O presidente sul-africano, Cyril Ramaphosa, negou a acusação de que os africâneres são perseguidos e disse ter ressaltado isso a Trump por telefone.

“Um refugiado é alguém que tem que deixar o seu país por medo de perseguição política, religiosa ou econômica”, disse Ramaphosa. “Eles não se encaixam nessa categoria.”

“Somos o único país do continente onde os colonizadores vieram para ficar e nunca os expulsamos”, ressaltou o presidente, durante um fórum em Abidjan, na Costa do Marfim.

O chanceler sul-africano, Ronald Lamola, também negou que os africâneres sejam vítima de perseguição ou assassinatos.

A embaixada dos Estados Unidos em Pretória divulgou hoje seus critérios para o processo de solicitação de asilo: eles devem “ser capazes de mostrar uma experiência passada de perseguição ou medo de uma perseguição futura”.

O grupo de identidade africâner AfriForum registrou 49 assassinatos de agricultores em 2023 e 50 no ano anterior. O país registra uma média de 75 assassinatos por dia, dos quais a maioria das vítimas são jovens negros que vivem em áreas urbanas, segundo dados oficiais.

– ‘Além do absurdo’ –

Para o autor africâner Max du Preez, atribuir aos brancos o status de vítimas na África do Sul vai “além do absurdo”. “As pessoas que fugiram agora provavelmente foram motivadas por questões financeiras ou por falta de vontade de viver em uma sociedade pós-apartheid onde os brancos já não têm o controle.”

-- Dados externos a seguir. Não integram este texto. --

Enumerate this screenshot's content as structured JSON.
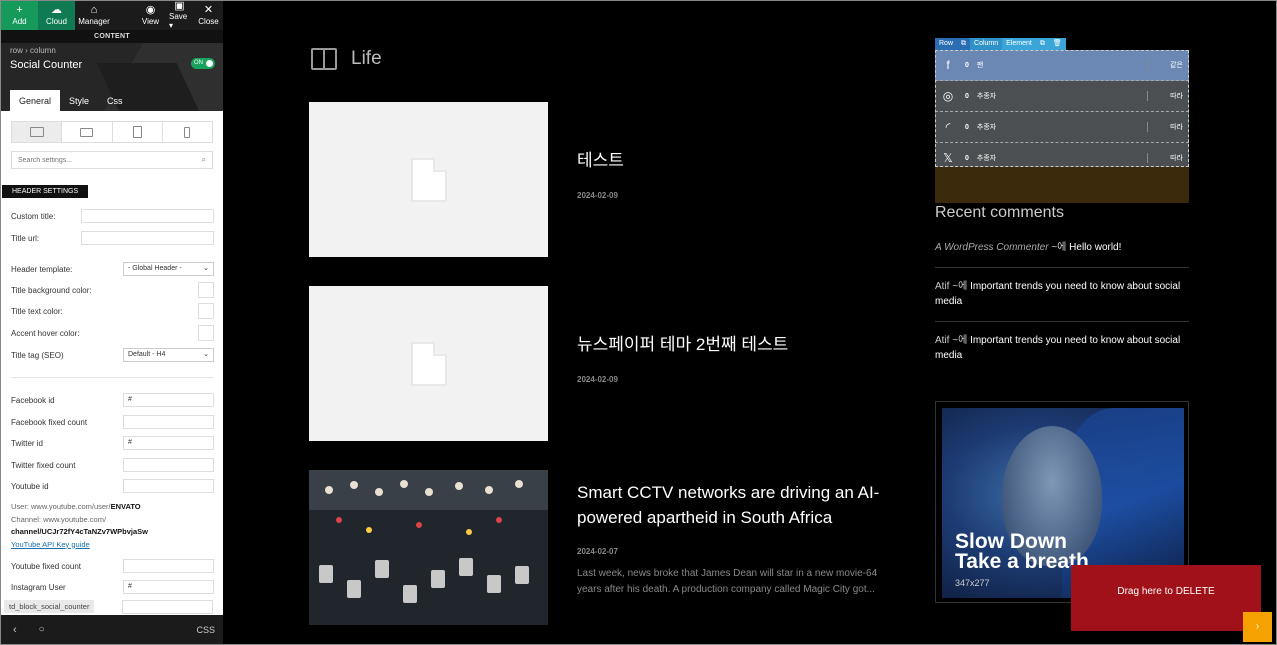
{
  "toolbar": {
    "add": "Add",
    "cloud": "Cloud",
    "manager": "Manager",
    "view": "View",
    "save": "Save ▾",
    "close": "Close",
    "content_label": "CONTENT"
  },
  "panel": {
    "breadcrumb": "row › column",
    "title": "Social Counter",
    "toggle": "ON",
    "tabs": [
      "General",
      "Style",
      "Css"
    ],
    "search_placeholder": "Search settings...",
    "section_header": "HEADER SETTINGS",
    "fields": {
      "custom_title": "Custom title:",
      "title_url": "Title url:",
      "header_template": "Header template:",
      "header_template_value": "- Global Header -",
      "title_bg_color": "Title background color:",
      "title_text_color": "Title text color:",
      "accent_hover_color": "Accent hover color:",
      "title_tag": "Title tag (SEO)",
      "title_tag_value": "Default - H4",
      "facebook_id": "Facebook id",
      "facebook_id_value": "#",
      "facebook_fixed": "Facebook fixed count",
      "twitter_id": "Twitter id",
      "twitter_id_value": "#",
      "twitter_fixed": "Twitter fixed count",
      "youtube_id": "Youtube id",
      "youtube_note_1": "User: www.youtube.com/user/",
      "youtube_note_1b": "ENVATO",
      "youtube_note_2": "Channel: www.youtube.com/",
      "youtube_note_3": "channel/UCJr72fY4cTaNZv7WPbvjaSw",
      "youtube_link": "YouTube API Key guide",
      "youtube_fixed": "Youtube fixed count",
      "instagram_user": "Instagram User",
      "instagram_user_value": "#"
    },
    "shortcode": "td_block_social_counter",
    "footer_css": "CSS"
  },
  "main": {
    "category": "Life",
    "posts": [
      {
        "title": "테스트",
        "date": "2024-02-09"
      },
      {
        "title": "뉴스페이퍼 테마 2번째 테스트",
        "date": "2024-02-09"
      },
      {
        "title": "Smart CCTV networks are driving an AI-powered apartheid in South Africa",
        "date": "2024-02-07",
        "excerpt": "Last week, news broke that James Dean will star in a new movie-64 years after his death. A production company called Magic City got..."
      }
    ]
  },
  "sidebar": {
    "element_bar": [
      "Row",
      "⧉",
      "Column",
      "Element",
      "⧉",
      "🗑"
    ],
    "social": [
      {
        "icon": "facebook-icon",
        "glyph": "f",
        "count": "0",
        "label": "팬",
        "action": "같은"
      },
      {
        "icon": "instagram-icon",
        "glyph": "◎",
        "count": "0",
        "label": "추종자",
        "action": "따라"
      },
      {
        "icon": "rss-icon",
        "glyph": "◜",
        "count": "0",
        "label": "추종자",
        "action": "따라"
      },
      {
        "icon": "x-icon",
        "glyph": "𝕏",
        "count": "0",
        "label": "추종자",
        "action": "따라"
      }
    ],
    "recent_title": "Recent comments",
    "comments": [
      {
        "author": "A WordPress Commenter",
        "sep": " ~에 ",
        "post": "Hello world!"
      },
      {
        "author": "Atif",
        "sep": " ~에 ",
        "post": "Important trends you need to know about social media"
      },
      {
        "author": "Atif",
        "sep": " ~에 ",
        "post": "Important trends you need to know about social media"
      }
    ],
    "ad_text_1": "Slow Down",
    "ad_text_2": "Take a breath",
    "ad_size": "347x277"
  },
  "drop_delete": "Drag here to DELETE",
  "colors": {
    "accent_green": "#159a5c",
    "delete_red": "#a0111a",
    "facebook_row": "#6b88b4"
  }
}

Os sul-africanos brancos, que representam 7,3% da população, desfrutam de um padrão de vida superior ao da maioria negra do país. Os governos liderados por africâneres impuseram um sistema de segregação racial que negou à maioria negra direitos políticos e econômicos de 1948 até a sua queda, em 1994.

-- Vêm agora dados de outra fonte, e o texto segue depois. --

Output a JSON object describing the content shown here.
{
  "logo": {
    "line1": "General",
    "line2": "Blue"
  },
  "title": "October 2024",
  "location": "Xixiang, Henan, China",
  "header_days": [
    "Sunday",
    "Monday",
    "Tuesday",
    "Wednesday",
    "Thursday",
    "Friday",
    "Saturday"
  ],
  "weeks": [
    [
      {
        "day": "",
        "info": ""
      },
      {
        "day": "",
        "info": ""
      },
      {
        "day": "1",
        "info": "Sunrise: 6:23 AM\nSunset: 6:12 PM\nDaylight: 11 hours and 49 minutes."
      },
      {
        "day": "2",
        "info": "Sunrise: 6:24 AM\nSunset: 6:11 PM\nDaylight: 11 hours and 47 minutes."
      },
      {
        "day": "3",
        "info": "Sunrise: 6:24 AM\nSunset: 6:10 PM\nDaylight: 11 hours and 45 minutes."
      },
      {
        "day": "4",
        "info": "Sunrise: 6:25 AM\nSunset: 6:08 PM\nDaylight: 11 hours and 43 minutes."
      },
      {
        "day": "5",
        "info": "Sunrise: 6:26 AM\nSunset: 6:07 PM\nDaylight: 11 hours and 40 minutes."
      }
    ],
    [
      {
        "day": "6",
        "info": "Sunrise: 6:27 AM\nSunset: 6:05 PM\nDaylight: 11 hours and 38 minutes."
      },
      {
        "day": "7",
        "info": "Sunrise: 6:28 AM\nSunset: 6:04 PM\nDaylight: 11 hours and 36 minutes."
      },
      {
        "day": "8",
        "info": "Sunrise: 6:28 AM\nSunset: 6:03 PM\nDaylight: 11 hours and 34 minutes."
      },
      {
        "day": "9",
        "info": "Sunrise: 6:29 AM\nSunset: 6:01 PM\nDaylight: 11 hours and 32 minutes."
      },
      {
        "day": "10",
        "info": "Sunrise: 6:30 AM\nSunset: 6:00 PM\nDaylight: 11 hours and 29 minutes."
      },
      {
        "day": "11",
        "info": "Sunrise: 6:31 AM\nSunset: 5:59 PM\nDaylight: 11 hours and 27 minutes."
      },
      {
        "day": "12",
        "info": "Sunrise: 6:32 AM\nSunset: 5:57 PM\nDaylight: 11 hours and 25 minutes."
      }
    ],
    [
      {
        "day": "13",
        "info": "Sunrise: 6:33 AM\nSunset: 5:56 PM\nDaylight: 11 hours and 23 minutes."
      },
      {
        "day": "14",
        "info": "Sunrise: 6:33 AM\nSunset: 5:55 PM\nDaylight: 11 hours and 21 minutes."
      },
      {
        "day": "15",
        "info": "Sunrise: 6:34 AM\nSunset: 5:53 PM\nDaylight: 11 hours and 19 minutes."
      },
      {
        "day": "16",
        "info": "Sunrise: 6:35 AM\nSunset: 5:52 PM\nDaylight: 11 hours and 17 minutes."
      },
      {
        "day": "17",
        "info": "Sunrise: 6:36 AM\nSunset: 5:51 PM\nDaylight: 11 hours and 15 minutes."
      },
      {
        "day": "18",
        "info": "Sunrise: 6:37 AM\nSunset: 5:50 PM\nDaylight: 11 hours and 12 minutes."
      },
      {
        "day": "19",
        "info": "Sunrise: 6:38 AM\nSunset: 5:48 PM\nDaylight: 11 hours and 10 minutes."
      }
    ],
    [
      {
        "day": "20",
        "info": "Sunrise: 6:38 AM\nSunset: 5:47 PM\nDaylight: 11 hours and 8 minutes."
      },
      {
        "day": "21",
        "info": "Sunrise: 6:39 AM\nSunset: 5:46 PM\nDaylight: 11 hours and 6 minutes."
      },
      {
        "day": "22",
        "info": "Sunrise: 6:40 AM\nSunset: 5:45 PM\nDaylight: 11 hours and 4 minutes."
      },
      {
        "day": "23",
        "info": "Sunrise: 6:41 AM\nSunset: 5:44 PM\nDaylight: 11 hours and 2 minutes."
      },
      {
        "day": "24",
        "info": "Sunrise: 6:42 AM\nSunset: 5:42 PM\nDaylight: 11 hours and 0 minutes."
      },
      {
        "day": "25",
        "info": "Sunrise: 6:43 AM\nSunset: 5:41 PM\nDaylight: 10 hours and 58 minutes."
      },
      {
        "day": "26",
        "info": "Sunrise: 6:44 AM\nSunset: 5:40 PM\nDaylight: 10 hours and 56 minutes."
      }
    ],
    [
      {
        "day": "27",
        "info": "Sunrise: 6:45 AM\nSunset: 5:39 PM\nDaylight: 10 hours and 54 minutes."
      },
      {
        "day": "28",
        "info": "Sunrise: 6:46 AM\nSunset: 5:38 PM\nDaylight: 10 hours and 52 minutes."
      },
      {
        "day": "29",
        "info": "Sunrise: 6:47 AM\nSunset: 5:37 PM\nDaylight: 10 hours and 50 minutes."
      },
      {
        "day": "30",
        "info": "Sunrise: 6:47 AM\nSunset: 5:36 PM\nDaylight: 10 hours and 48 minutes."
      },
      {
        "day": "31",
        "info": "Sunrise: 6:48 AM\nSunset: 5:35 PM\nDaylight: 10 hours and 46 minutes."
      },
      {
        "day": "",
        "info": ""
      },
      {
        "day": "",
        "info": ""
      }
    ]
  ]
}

A cooperação entre os Estados Unidos e a África do Sul passa por um momento de turbulência devido a vários temas, como a relação com a China e o pertencimento ao bloco Brics, além de os sul-africanos terem acusado Israel de praticar “atos genocidas” durante sua ofensiva militar na Faixa de Gaza, o que o governo israelense nega.